The environment variable "MKDEBUG" enables verbose debugging output in all of the Maatkit tools:
    MKDEBUG=1 mk-....
 
 

SYSTEM REQUIREMENTS

You need Perl, DBI, DBD::mysql, and some core packages that ought to be installed in any reasonably new version of Perl.

This program works best on GNU/Linux. Filename quoting might not work well on Microsoft Windows if you have spaces or funny characters in your database or table names.

BUGS

Please use Google Code Issues and Groups to report bugs or request support: <http://code.google.com/p/maatkit/>.

Please include the complete command-line used to reproduce the problem you are seeing, the version of all MySQL servers involved, the complete output of the tool when run with ``--version'', and if possible, debugging output produced by running with the "MKDEBUG=1" environment variable.

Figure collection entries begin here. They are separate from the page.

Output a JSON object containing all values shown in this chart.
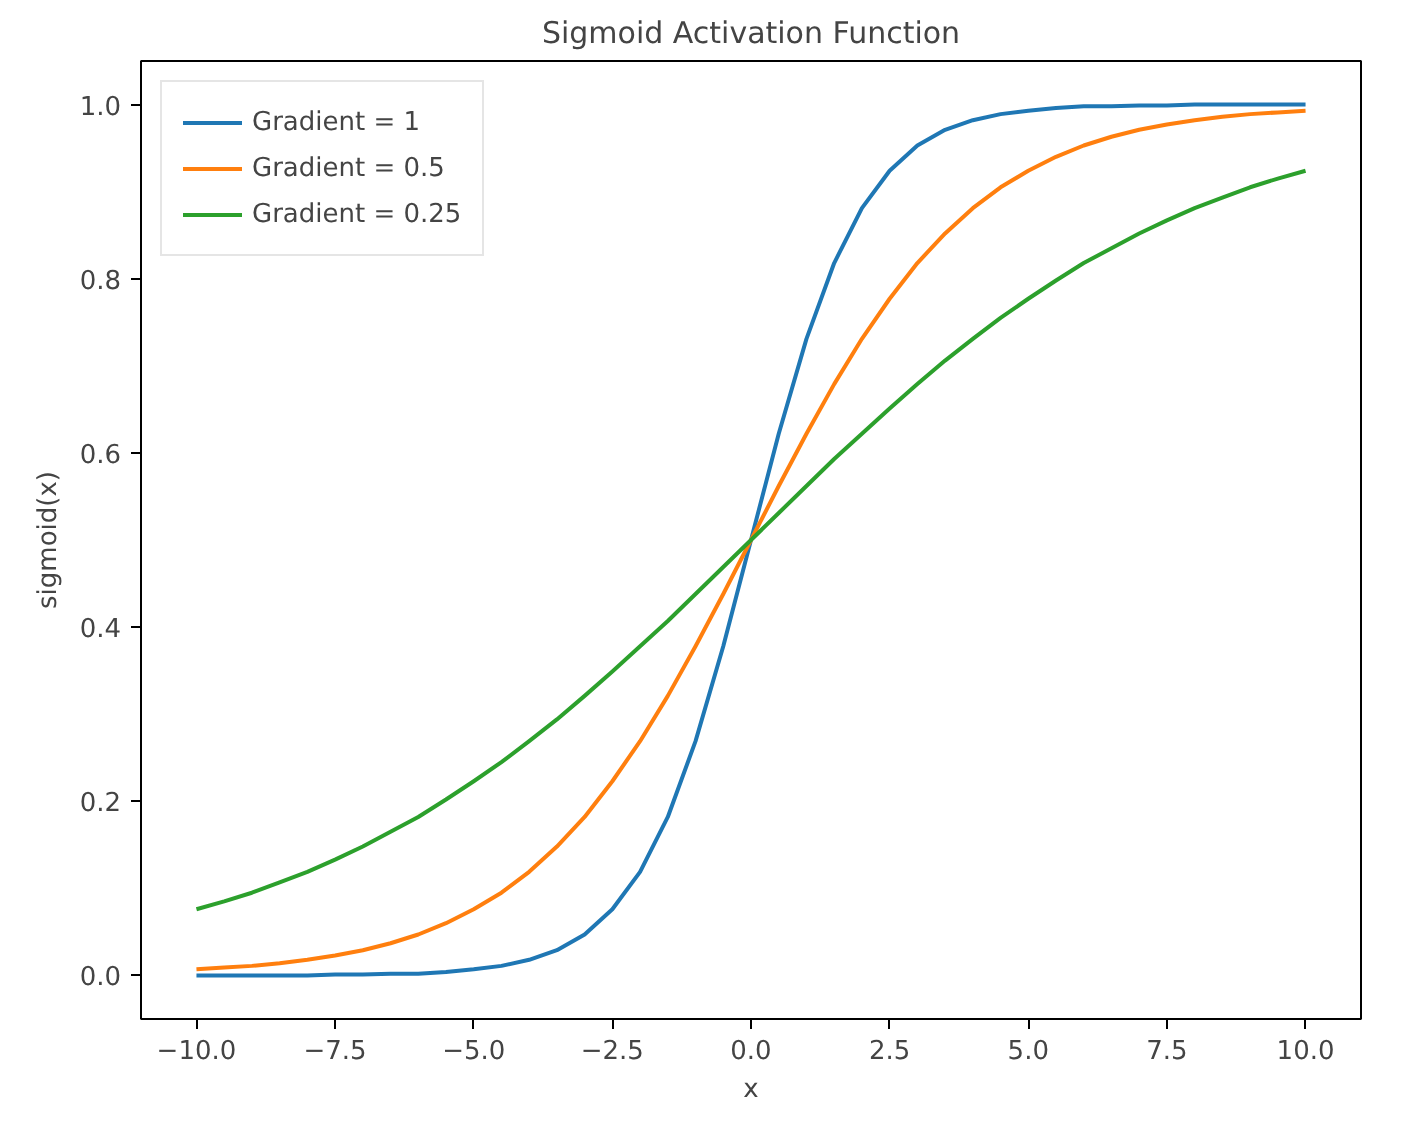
{
  "chart_data": {
    "type": "line",
    "title": "Sigmoid Activation Function",
    "xlabel": "x",
    "ylabel": "sigmoid(x)",
    "x": [
      -10,
      -9.5,
      -9,
      -8.5,
      -8,
      -7.5,
      -7,
      -6.5,
      -6,
      -5.5,
      -5,
      -4.5,
      -4,
      -3.5,
      -3,
      -2.5,
      -2,
      -1.5,
      -1,
      -0.5,
      0,
      0.5,
      1,
      1.5,
      2,
      2.5,
      3,
      3.5,
      4,
      4.5,
      5,
      5.5,
      6,
      6.5,
      7,
      7.5,
      8,
      8.5,
      9,
      9.5,
      10
    ],
    "series": [
      {
        "name": "Gradient = 1",
        "color": "#1f77b4",
        "values": [
          0.0,
          0.0,
          0.0,
          0.0,
          0.0,
          0.001,
          0.001,
          0.002,
          0.002,
          0.004,
          0.007,
          0.011,
          0.018,
          0.029,
          0.047,
          0.076,
          0.119,
          0.182,
          0.269,
          0.378,
          0.5,
          0.622,
          0.731,
          0.818,
          0.881,
          0.924,
          0.953,
          0.971,
          0.982,
          0.989,
          0.993,
          0.996,
          0.998,
          0.998,
          0.999,
          0.999,
          1.0,
          1.0,
          1.0,
          1.0,
          1.0
        ]
      },
      {
        "name": "Gradient = 0.5",
        "color": "#ff7f0e",
        "values": [
          0.007,
          0.009,
          0.011,
          0.014,
          0.018,
          0.023,
          0.029,
          0.037,
          0.047,
          0.06,
          0.076,
          0.095,
          0.119,
          0.148,
          0.182,
          0.223,
          0.269,
          0.321,
          0.378,
          0.438,
          0.5,
          0.562,
          0.622,
          0.679,
          0.731,
          0.777,
          0.818,
          0.852,
          0.881,
          0.905,
          0.924,
          0.94,
          0.953,
          0.963,
          0.971,
          0.977,
          0.982,
          0.986,
          0.989,
          0.991,
          0.993
        ]
      },
      {
        "name": "Gradient = 0.25",
        "color": "#2ca02c",
        "values": [
          0.076,
          0.085,
          0.095,
          0.107,
          0.119,
          0.133,
          0.148,
          0.165,
          0.182,
          0.202,
          0.223,
          0.245,
          0.269,
          0.294,
          0.321,
          0.349,
          0.378,
          0.407,
          0.438,
          0.469,
          0.5,
          0.531,
          0.562,
          0.593,
          0.622,
          0.651,
          0.679,
          0.706,
          0.731,
          0.755,
          0.777,
          0.798,
          0.818,
          0.835,
          0.852,
          0.867,
          0.881,
          0.893,
          0.905,
          0.915,
          0.924
        ]
      }
    ],
    "xlim": [
      -11,
      11
    ],
    "ylim": [
      -0.05,
      1.05
    ],
    "xticks": [
      {
        "value": -10,
        "label": "−10.0"
      },
      {
        "value": -7.5,
        "label": "−7.5"
      },
      {
        "value": -5,
        "label": "−5.0"
      },
      {
        "value": -2.5,
        "label": "−2.5"
      },
      {
        "value": 0,
        "label": "0.0"
      },
      {
        "value": 2.5,
        "label": "2.5"
      },
      {
        "value": 5,
        "label": "5.0"
      },
      {
        "value": 7.5,
        "label": "7.5"
      },
      {
        "value": 10,
        "label": "10.0"
      }
    ],
    "yticks": [
      {
        "value": 0,
        "label": "0.0"
      },
      {
        "value": 0.2,
        "label": "0.2"
      },
      {
        "value": 0.4,
        "label": "0.4"
      },
      {
        "value": 0.6,
        "label": "0.6"
      },
      {
        "value": 0.8,
        "label": "0.8"
      },
      {
        "value": 1,
        "label": "1.0"
      }
    ],
    "legend": "top left",
    "grid": false,
    "line_style": "solid"
  }
}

COPYRIGHT, LICENSE AND WARRANTY

This program is copyright 2007-2009 Baron Schwartz. Feedback and improvements are welcome.

THIS PROGRAM IS PROVIDED ``AS IS'' AND WITHOUT ANY EXPRESS OR IMPLIED WARRANTIES, INCLUDING, WITHOUT LIMITATION, THE IMPLIED WARRANTIES OF MERCHANTIBILITY AND FITNESS FOR A PARTICULAR PURPOSE.

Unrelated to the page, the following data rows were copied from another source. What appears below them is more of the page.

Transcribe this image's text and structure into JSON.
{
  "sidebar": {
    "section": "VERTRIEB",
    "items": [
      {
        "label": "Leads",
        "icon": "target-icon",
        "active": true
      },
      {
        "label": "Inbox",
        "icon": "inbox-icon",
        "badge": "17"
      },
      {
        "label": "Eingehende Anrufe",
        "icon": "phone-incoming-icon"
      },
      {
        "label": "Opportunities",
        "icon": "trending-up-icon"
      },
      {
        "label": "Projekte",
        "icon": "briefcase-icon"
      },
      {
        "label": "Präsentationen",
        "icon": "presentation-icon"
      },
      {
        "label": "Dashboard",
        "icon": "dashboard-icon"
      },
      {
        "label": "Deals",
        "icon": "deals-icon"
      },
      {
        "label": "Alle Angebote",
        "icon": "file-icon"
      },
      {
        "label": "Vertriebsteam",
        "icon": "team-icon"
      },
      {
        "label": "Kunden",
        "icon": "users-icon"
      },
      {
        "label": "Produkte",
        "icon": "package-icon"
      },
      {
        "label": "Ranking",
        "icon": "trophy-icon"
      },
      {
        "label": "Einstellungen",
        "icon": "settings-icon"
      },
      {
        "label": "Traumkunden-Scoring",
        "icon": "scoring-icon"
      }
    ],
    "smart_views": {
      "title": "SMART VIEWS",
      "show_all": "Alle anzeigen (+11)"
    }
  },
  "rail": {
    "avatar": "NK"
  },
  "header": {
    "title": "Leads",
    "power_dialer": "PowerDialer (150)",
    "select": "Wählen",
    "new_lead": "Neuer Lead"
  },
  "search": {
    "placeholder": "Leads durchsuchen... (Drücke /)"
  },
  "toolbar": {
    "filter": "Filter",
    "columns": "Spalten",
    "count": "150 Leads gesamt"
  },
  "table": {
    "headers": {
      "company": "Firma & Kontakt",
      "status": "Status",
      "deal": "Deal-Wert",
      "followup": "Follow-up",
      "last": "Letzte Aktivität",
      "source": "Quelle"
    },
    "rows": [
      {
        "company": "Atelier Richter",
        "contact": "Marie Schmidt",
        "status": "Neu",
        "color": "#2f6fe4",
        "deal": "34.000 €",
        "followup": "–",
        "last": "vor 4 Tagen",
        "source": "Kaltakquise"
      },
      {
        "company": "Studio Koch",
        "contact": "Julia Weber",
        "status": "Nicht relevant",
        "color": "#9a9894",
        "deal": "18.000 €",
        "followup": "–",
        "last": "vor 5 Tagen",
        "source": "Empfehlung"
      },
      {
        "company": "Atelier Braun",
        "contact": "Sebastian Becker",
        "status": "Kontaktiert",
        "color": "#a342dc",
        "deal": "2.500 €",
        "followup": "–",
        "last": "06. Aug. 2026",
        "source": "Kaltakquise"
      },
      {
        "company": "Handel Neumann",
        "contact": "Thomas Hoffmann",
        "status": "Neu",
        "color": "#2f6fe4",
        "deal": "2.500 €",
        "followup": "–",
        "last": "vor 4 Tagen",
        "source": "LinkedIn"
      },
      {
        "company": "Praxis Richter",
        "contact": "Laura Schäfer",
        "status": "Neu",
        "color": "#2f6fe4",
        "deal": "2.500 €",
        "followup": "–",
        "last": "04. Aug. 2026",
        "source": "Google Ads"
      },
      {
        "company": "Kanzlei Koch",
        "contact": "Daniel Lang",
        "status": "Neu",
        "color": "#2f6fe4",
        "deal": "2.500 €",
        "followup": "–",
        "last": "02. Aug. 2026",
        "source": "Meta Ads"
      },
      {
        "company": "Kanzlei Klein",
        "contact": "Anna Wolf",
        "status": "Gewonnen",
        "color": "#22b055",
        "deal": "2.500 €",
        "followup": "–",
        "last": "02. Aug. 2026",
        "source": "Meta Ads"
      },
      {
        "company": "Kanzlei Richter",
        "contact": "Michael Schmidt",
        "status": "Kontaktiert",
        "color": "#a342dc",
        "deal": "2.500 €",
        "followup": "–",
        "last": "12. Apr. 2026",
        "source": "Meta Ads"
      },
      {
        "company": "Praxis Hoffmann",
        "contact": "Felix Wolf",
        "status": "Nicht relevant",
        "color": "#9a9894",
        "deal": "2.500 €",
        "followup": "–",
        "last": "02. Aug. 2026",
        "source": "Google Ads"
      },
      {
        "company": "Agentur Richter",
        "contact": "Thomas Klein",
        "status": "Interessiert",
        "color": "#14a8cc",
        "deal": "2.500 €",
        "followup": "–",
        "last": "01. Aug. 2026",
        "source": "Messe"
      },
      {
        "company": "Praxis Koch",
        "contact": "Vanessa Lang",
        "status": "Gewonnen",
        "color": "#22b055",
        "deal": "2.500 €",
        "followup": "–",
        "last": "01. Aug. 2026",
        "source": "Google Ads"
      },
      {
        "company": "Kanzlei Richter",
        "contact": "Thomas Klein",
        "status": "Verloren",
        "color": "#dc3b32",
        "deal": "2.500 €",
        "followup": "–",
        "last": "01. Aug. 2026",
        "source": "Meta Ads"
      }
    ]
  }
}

This program is free software; you can redistribute it and/or modify it under the terms of the GNU General Public License as published by the Free Software Foundation, version 2; OR the Perl Artistic License. On UNIX and similar systems, you can issue `man perlgpl' or `man perlartistic' to read these licenses.

You should have received a copy of the GNU General Public License along with this program; if not, write to the Free Software Foundation, Inc., 59 Temple Place, Suite 330, Boston, MA 02111-1307 USA.

AUTHOR

Baron Schwartz.

SEE ALSO

See also mk-parallel-restore.

VERSION

This manual page documents Ver 1.0.15 Distrib 3519 $Revision: 3502 $.